Он был почти поражен тем, что она говорит, мыслит. Звонкость ее голоса изумила его, как будто он никогда раньше его не слышал.
Он ответил наугад и с трудом улыбнулся, чтобы скрыть свое грубое и вполне определенное желание. Он стал неловок и неуклюж. Она словно и не заметила этого. Она казалась довольной. Его низкий голос, заволакиваясь и замирая, ласкал ее помимо ее воли. Она, так же как и он, говорила ничего не значащие слова:
– Какой прекрасный вид!
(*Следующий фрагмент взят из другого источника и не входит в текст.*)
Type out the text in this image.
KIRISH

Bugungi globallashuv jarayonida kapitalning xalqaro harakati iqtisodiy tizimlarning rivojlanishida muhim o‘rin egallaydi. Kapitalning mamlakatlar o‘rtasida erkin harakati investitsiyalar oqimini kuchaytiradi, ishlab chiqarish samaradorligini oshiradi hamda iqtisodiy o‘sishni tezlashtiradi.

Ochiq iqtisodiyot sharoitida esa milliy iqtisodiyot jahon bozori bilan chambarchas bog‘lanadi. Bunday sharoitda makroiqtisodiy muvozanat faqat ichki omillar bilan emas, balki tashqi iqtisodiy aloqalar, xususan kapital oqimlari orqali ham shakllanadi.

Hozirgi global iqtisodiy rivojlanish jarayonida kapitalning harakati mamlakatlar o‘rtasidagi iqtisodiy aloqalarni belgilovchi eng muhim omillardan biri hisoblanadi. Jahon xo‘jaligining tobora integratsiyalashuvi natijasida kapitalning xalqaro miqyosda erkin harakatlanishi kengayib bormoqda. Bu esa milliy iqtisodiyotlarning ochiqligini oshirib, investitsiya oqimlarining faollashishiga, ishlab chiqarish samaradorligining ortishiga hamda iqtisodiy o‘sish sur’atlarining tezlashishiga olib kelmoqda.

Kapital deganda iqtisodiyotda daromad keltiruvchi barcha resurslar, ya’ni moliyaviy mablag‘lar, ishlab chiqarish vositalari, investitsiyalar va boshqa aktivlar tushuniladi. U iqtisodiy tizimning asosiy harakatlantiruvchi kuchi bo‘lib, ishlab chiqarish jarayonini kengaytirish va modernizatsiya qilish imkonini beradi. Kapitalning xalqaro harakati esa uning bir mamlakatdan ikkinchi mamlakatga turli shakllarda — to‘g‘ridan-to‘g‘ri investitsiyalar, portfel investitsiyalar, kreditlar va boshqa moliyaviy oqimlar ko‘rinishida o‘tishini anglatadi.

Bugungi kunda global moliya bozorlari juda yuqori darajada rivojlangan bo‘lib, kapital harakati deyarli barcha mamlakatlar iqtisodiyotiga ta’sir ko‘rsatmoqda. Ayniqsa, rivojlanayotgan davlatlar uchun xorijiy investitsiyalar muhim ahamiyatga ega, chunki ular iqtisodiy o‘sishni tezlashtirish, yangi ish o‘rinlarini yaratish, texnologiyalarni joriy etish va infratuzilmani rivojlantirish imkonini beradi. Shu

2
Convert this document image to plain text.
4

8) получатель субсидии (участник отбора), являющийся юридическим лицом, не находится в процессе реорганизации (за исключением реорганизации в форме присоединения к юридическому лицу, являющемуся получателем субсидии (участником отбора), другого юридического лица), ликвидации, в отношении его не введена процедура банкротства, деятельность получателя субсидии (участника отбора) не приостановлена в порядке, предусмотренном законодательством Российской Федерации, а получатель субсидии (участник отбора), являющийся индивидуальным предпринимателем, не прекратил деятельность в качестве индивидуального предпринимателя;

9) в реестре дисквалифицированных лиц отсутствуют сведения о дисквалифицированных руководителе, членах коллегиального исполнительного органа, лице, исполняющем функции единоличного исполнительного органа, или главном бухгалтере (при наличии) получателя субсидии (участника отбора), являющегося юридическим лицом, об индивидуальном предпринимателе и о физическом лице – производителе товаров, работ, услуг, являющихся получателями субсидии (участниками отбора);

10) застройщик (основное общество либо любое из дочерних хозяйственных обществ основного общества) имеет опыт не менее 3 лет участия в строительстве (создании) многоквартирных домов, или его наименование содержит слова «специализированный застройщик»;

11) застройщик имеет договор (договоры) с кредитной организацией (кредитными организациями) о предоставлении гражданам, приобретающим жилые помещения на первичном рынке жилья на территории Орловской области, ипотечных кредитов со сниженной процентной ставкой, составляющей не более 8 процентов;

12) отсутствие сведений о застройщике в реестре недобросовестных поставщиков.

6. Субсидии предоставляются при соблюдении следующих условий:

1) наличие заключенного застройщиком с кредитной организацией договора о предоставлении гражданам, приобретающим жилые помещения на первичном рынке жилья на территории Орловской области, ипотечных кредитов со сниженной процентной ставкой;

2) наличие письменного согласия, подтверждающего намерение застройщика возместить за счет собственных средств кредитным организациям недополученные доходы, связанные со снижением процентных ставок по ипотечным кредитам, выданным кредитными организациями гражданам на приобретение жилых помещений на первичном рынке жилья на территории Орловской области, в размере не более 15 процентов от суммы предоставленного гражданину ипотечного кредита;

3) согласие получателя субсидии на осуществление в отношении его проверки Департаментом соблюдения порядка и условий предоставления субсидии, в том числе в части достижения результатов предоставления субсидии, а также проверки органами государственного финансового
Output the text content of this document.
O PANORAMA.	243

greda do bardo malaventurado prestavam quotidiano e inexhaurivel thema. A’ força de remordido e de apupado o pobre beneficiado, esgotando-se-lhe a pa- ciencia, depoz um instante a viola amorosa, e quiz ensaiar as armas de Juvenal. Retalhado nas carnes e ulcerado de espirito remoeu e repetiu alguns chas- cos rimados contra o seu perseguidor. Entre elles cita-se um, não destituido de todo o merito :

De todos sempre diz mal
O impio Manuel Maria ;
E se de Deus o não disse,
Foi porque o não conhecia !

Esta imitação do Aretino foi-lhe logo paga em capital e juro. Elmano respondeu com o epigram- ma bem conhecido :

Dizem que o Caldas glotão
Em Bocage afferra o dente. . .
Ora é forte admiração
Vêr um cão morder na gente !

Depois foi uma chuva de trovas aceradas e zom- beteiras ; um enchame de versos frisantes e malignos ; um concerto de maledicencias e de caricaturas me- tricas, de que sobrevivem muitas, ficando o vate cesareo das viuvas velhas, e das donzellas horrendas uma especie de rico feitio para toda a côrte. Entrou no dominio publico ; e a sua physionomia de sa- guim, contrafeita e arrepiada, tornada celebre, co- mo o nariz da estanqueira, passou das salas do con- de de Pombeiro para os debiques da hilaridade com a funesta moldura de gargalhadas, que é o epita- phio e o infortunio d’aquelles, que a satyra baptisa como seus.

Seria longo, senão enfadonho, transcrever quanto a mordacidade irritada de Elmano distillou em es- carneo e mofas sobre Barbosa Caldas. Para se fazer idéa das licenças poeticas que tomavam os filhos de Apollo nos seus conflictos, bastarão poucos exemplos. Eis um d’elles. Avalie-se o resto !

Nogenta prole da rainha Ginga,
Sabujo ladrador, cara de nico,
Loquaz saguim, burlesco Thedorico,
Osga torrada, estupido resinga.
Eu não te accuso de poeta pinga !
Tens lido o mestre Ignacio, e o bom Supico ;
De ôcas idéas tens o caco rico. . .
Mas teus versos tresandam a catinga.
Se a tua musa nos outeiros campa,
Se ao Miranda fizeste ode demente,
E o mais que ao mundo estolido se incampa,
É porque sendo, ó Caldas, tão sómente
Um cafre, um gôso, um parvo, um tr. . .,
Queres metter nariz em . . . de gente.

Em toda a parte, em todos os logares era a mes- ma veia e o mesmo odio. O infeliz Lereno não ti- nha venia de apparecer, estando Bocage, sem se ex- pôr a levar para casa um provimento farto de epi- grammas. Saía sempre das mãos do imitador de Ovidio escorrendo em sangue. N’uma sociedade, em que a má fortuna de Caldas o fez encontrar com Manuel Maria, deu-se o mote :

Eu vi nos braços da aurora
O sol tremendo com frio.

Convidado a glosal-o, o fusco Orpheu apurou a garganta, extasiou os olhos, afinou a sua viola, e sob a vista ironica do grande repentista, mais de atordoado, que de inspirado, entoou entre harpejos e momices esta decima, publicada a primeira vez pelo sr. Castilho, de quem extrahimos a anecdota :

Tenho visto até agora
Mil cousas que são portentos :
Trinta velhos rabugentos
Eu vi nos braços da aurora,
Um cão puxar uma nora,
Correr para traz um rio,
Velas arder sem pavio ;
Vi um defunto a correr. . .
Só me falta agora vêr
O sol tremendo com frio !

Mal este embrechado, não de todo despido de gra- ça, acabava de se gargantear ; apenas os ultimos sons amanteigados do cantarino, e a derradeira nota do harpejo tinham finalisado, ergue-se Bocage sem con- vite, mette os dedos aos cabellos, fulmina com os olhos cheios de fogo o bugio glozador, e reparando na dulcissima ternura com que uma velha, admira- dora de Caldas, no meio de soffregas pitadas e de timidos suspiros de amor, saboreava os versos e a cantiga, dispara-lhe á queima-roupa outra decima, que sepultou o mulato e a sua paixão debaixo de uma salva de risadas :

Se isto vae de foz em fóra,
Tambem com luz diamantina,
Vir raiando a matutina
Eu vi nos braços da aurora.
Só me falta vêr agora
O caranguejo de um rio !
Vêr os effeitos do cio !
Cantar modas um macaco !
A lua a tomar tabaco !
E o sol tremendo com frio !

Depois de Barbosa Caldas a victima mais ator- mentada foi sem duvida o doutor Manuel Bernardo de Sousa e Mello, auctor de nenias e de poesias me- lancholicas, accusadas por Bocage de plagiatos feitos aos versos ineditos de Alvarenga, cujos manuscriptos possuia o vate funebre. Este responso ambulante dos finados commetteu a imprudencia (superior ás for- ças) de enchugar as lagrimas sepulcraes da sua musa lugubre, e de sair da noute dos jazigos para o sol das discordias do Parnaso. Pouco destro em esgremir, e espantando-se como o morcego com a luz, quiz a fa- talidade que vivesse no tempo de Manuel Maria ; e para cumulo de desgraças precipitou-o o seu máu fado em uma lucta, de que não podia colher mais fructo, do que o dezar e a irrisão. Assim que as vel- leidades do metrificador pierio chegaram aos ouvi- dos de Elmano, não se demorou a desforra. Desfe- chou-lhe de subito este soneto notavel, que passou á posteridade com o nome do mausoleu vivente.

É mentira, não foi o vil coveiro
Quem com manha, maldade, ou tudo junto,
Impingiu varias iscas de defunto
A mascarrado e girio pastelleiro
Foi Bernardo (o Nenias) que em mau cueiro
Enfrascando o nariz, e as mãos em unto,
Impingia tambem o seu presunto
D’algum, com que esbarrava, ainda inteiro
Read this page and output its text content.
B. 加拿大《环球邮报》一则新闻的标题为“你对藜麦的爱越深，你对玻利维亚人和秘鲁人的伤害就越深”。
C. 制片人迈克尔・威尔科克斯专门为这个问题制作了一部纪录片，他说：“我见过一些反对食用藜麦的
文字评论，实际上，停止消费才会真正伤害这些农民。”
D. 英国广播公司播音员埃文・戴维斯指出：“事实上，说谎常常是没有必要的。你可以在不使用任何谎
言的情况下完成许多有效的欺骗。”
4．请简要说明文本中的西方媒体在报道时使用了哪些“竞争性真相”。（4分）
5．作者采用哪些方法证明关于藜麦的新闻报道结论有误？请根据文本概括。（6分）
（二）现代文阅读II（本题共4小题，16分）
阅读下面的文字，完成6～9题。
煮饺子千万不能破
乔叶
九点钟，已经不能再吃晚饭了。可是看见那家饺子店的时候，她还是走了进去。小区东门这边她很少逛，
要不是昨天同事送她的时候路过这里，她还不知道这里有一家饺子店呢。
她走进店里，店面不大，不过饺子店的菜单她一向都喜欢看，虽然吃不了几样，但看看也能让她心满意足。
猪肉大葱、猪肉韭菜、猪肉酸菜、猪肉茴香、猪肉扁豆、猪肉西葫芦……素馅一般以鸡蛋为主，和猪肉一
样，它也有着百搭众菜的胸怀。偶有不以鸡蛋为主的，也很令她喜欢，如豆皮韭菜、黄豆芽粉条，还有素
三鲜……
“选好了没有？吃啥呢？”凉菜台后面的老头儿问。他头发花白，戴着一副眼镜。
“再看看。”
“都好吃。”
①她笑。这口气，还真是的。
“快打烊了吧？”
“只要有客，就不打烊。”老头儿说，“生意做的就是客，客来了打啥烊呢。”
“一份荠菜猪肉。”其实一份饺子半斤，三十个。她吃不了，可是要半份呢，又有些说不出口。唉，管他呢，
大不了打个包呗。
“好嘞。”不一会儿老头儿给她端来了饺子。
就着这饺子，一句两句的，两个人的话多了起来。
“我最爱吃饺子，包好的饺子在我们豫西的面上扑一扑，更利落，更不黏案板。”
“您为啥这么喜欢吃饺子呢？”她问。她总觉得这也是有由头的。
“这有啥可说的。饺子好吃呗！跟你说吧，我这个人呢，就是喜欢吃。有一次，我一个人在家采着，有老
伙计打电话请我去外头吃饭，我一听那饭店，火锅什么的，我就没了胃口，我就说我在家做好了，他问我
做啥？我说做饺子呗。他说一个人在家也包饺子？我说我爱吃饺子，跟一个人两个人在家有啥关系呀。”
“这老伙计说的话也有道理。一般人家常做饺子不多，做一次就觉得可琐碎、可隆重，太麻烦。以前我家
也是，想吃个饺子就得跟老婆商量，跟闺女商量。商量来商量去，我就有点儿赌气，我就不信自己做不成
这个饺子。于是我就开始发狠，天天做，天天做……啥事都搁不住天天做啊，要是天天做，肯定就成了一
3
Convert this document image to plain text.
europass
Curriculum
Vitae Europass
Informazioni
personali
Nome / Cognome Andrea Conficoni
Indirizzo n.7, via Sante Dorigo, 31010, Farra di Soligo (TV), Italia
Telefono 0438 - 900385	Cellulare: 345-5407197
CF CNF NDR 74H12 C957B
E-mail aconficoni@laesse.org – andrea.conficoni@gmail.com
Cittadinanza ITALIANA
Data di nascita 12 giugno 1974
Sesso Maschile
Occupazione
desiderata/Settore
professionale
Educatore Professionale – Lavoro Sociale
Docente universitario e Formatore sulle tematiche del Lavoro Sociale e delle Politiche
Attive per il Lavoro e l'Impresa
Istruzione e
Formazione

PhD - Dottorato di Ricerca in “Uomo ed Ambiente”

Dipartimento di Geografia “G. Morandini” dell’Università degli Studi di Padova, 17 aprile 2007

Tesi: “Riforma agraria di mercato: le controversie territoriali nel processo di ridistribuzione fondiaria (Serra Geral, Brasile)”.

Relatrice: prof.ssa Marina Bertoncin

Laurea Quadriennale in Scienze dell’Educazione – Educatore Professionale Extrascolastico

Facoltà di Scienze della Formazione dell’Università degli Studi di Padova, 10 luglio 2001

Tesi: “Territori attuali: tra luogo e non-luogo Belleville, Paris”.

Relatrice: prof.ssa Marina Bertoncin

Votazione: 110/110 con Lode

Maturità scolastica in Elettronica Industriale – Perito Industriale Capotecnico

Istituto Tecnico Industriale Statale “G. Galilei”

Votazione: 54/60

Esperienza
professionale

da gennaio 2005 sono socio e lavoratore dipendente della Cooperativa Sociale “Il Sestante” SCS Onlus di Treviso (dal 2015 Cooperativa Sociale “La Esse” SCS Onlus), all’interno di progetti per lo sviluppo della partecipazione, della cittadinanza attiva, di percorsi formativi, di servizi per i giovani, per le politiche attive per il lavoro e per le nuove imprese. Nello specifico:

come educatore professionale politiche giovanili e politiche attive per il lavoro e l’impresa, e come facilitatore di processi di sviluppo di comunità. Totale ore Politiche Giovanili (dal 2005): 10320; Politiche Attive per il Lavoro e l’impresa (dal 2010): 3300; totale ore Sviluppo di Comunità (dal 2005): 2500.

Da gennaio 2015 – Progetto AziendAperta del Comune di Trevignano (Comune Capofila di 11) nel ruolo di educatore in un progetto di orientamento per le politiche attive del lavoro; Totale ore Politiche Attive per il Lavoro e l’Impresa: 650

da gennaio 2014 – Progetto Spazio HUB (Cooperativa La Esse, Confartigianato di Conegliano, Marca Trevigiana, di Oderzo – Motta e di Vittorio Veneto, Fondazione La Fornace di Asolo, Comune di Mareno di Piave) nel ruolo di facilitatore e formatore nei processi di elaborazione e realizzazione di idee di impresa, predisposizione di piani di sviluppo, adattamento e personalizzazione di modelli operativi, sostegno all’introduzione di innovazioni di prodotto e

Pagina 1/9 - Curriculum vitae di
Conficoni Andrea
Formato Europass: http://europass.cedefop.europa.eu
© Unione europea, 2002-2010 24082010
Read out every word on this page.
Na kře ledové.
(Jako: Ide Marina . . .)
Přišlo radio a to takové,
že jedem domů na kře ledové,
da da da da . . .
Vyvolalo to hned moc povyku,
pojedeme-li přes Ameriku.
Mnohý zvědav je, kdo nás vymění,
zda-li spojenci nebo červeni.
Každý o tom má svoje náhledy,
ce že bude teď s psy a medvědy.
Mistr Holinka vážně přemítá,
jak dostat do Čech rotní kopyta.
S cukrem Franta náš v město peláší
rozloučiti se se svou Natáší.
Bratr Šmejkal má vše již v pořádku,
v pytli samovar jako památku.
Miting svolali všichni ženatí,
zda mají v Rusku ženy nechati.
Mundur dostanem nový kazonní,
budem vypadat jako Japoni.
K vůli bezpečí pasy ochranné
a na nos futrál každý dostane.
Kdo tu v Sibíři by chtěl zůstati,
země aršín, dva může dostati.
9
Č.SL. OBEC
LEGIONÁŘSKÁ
Какой теплый день!
XII
Утром, еще покоясь на подушке с вышитым гербом в виде колокола, Тереза думала о вчерашних прогулках, о нежных мадоннах, об ангелах, окружающих их, об этих бесчисленных детях, всегда прекрасных, всегда счастливых, – созданиях живописца или скульптора, – простосердечно поющих по всему городу хвалу благодати и красоте. В знаменитой капелле Бранкаччи, перед бледными и блистательными, как божественная заря, фресками Дешартр рассказывал ей о Мазаччо языком столь ярким и живым, что ей показалось, точно она видит его, этого юного мастера из мастеров, с полуоткрытым ртом, с мрачным взглядом синих глаз, рассеянного, смертельно томного, зачарованного. И она полюбила эти чудеса, порожденные рассветом более прекрасным, чем самый день. Дешартр был для нее душою этих великолепных форм, мыслью этих благородных произведений. Лишь через него, лишь в нем понимала теперь она искусство и жизнь. Зрелище мира занимало ее лишь в той мере, в какой оно занимало его.
Как возникла в ней эта симпатия? Она в точности не помнила. Сперва, когда Поль Ванс захотел представить ей Дешартра, у нее вовсе не было желания с ним познакомиться, вовсе не было предчувствия, что он ей понравится. Она припоминала изысканные бронзовые и восковые фигуры его работы, обращавшие на себя внимание на выставке Марсова поля или у Дюран-Рюэля [79]79
…на выставке Марсова поля и у Дюран-Рюэля. – На Марсовом поле в Париже Академия художеств регулярно организовывала выставки произведений современных художников. В салоне Дюран-Рюэля, как правило, выставлялись произведения импрессионистов.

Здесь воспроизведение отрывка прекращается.